In Memoriam: László Bőjtös 1931-2021

Washington, DC – Members of the Hungarian American Coalition (Coalition) were deeply saddened to learn that László Bőjtös, Honorary Consul General of Hungary, former Coalition Chairman and Board member, founding member of the Hungarian Communion of Friends (MBK), outstanding architect passed away on February 23, 2021. He was 89 years old.

Mrs. Georgianna Bőjtös and Mr. László Bőjtös at the Coalition-sponsored solo concert
by soprano Andrea Rost at the Warner Theatre in Washington, DC on May 29, 2014

László Bőjtös was born in Vádosfa, Hungary on March 2, 1931. His father was a Lutheran pastor. Between 1950 and 1954 he studied at the Budapest University of Technology and Economics. In 1956, he worked as an architect in Budapest as the Hungarian Revolution began. He and his wife, Györgyi, participated in the initial demonstration in Budapest on October 23, 1956, along with hundreds of thousands of Hungarians demanding their independence from the Soviet rule. They witnessed numerous revolutionary events in Budapest over the following days.

When Soviet tanks crushed the Revolution on November 4, he saw his future as hopeless in Hungary. On December 1, they made the decision to leave the country, crossing the border by foot near the village of Mosonmagyaróvár at night. They were among 200,000 Hungarians who escaped to the West following the 1956 Revolution. With the help of the Lutheran World Association, they arrived to Cleveland, OH by the end of December. They settled in Cleveland where László initially worked as a draftsman and eventually established a successful architectural practice. Over the years, he designed and built many buildings, among them eight churches – five in Ohio, two in Illinois and one in Pennsylvania.

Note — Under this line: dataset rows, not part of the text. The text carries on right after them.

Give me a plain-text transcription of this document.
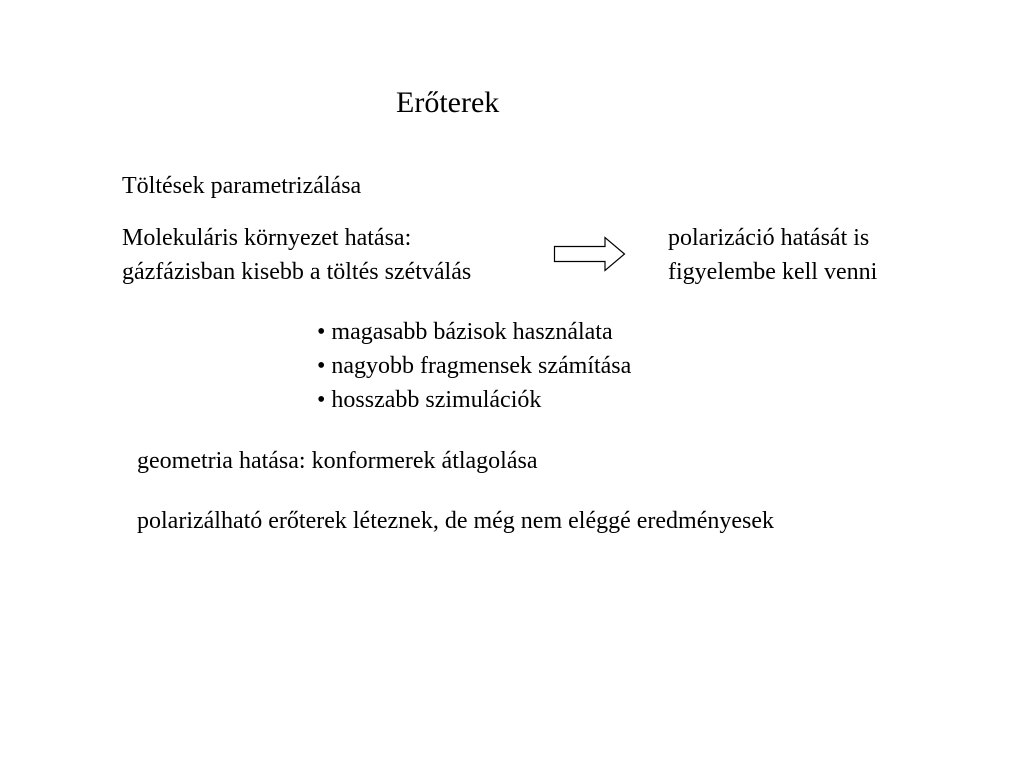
Erőterek
Töltések parametrizálása
Molekuláris környezet hatása:
gázfázisban kisebb a töltés szétválás
polarizáció hatását is
figyelembe kell venni
• magasabb bázisok használata
• nagyobb fragmensek számítása
• hosszabb szimulációk
geometria hatása: konformerek átlagolása
polarizálható erőterek léteznek, de még nem eléggé eredményesek
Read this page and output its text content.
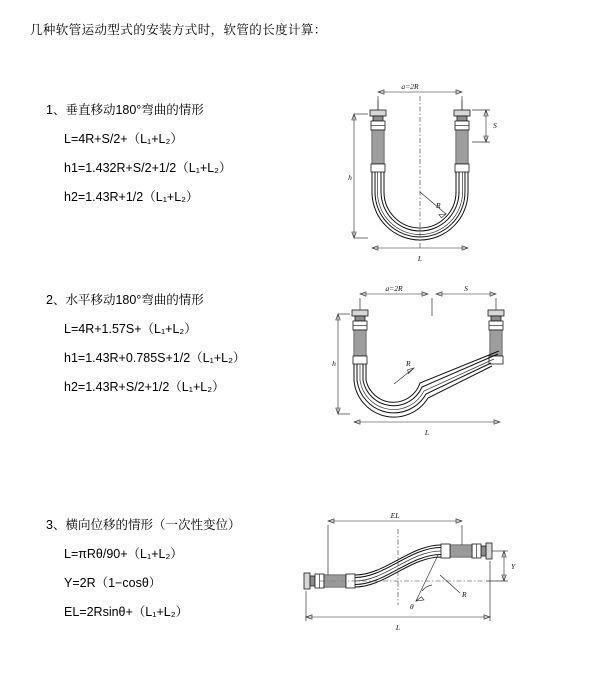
几种软管运动型式的安装方式时，软管的长度计算：
1、垂直移动180°弯曲的情形
L=4R+S/2+（L₁+L₂）
h1=1.432R+S/2+1/2（L₁+L₂）
h2=1.43R+1/2（L₁+L₂）
a=2R
R
L
h
S
2、水平移动180°弯曲的情形
L=4R+1.57S+（L₁+L₂）
h1=1.43R+0.785S+1/2（L₁+L₂）
h2=1.43R+S/2+1/2（L₁+L₂）
a=2R	S
R
h
L
3、横向位移的情形（一次性变位）
L=πRθ/90+（L₁+L₂）
Y=2R（1−cosθ）
EL=2Rsinθ+（L₁+L₂）
EL
θ
R
Y
L
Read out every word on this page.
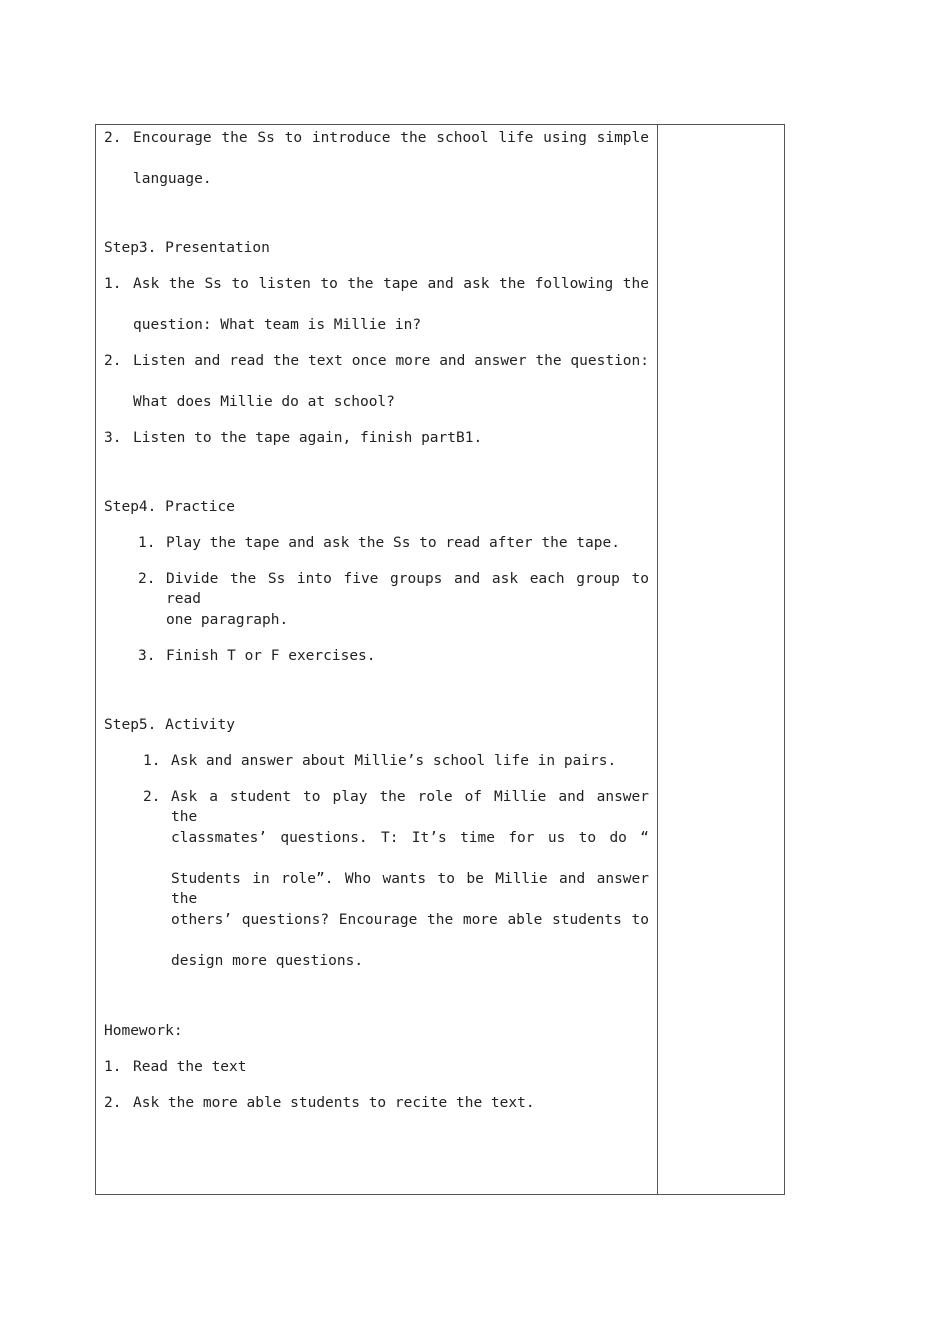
2. Encourage the Ss to introduce the school life using simple
language.
Step3. Presentation
1. Ask the Ss to listen to the tape and ask the following the
question: What team is Millie in?
2. Listen and read the text once more and answer the question:
What does Millie do at school?
3. Listen to the tape again, finish partB1.
Step4. Practice
1. Play the tape and ask the Ss to read after the tape.
2. Divide the Ss into five groups and ask each group to read
one paragraph.
3. Finish T or F exercises.
Step5. Activity
1. Ask and answer about Millie’s school life in pairs.
2. Ask a student to play the role of Millie and answer the
classmates’ questions. T: It’s time for us to do “
Students in role”. Who wants to be Millie and answer the
others’ questions? Encourage the more able students to
design more questions.
Homework:
1. Read the text
2. Ask the more able students to recite the text.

László had a genuine interest in making major contributions to Hungarian American organizations. In 1968 he was one of the founding members of the Hungarian Comunion of Friends. He served as Chairman of the American Hungarian Federation and was elected President of the Magyar Club of Cleveland three times. He served on the Hungarian American Coalition Board since the early 1990s.  He participated in the Cleveland Hungarian Development Panel for many years.  In 1992 he became Honorary Consul General of the Republic of Hungary. In 2002, he received the Order of Merit Middle Cross of the Republic of Hungary from Hungarian President Ferenc Mádl.

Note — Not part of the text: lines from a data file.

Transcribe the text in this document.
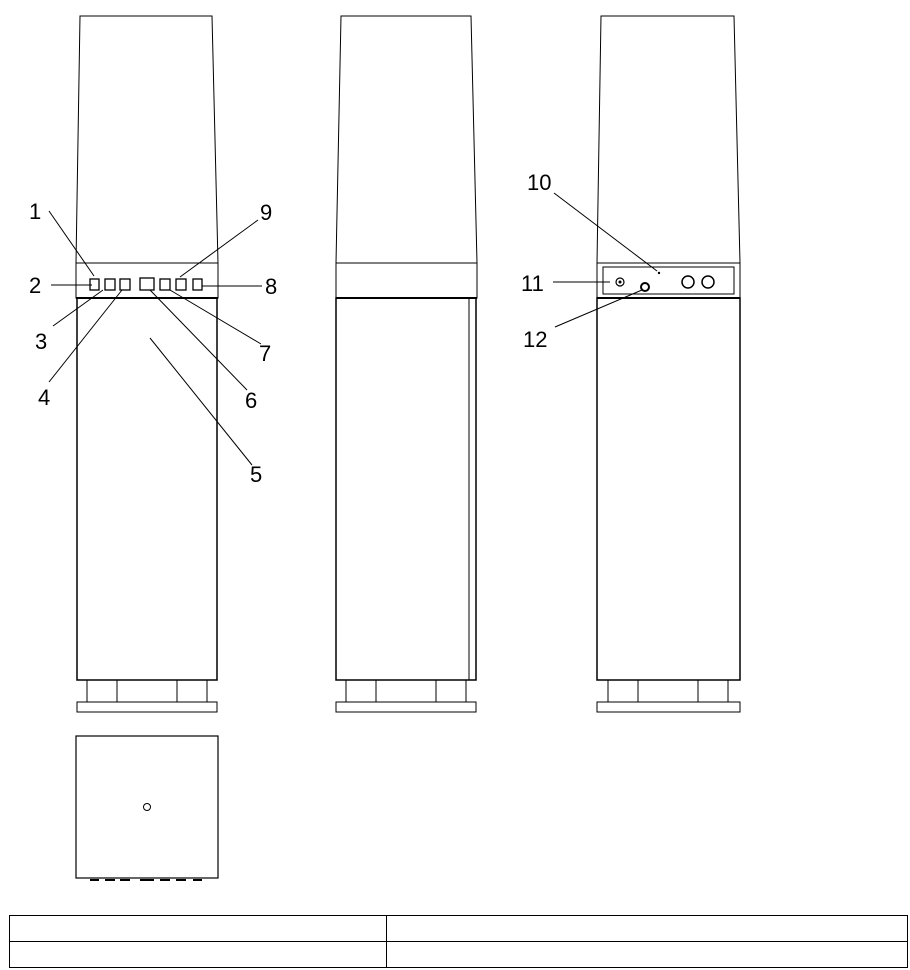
1
2
3
4
5
6
7
8
9
10
11
12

In the Cleveland community, it was well-known that the Bőjtös family hosted every major Hungarian writer, artist, and opposition politician (both before and after the fall of Communism in 1989). Their guestbook is a historic record with entries from over 80 visitors.  Over the years, László became close friends with András Sütő, Sándor Csoóri, László Dobos, Mihály Czine, Gyula Borbándi, Ferenc Kósa and many other Hungarian intellectual and civic leaders. He often expressed his deeply-held belief: it is possible to keep one’s Hungarian identity anywhere if we create a Hungarian world for ourselves. His life certainly reflected that principle.

In 2013, the Coalition honored him with an outstanding achievement award for five decades of committed service and inspired leadership of the Hungarian American Community and for his many contributions to the Hungarian American Coalition.

An interview with László from 2010 is available as part of the Memory Project – Visual History Archive of Hungarian Emigration (available here). In the interview, he describes his love for his Hungarian heritage and the importance of passing it onto the next generation.

He is survived by his loving wife of 64 years, Györgyi, his daughters Anita Luksa (Jeff) and Barbara Johnson (Tony) and three grandchildren, Vivien Luksa, Erik and Eva Johnson. They have all been active in Cleveland Hungarian Scout troops and folk dancing.

The Hungarian American community mourns the loss of a true Hungarian patriot who gave so much of himself in public service, both in the United States and Hungary. His legacy is an inspiration to all of us.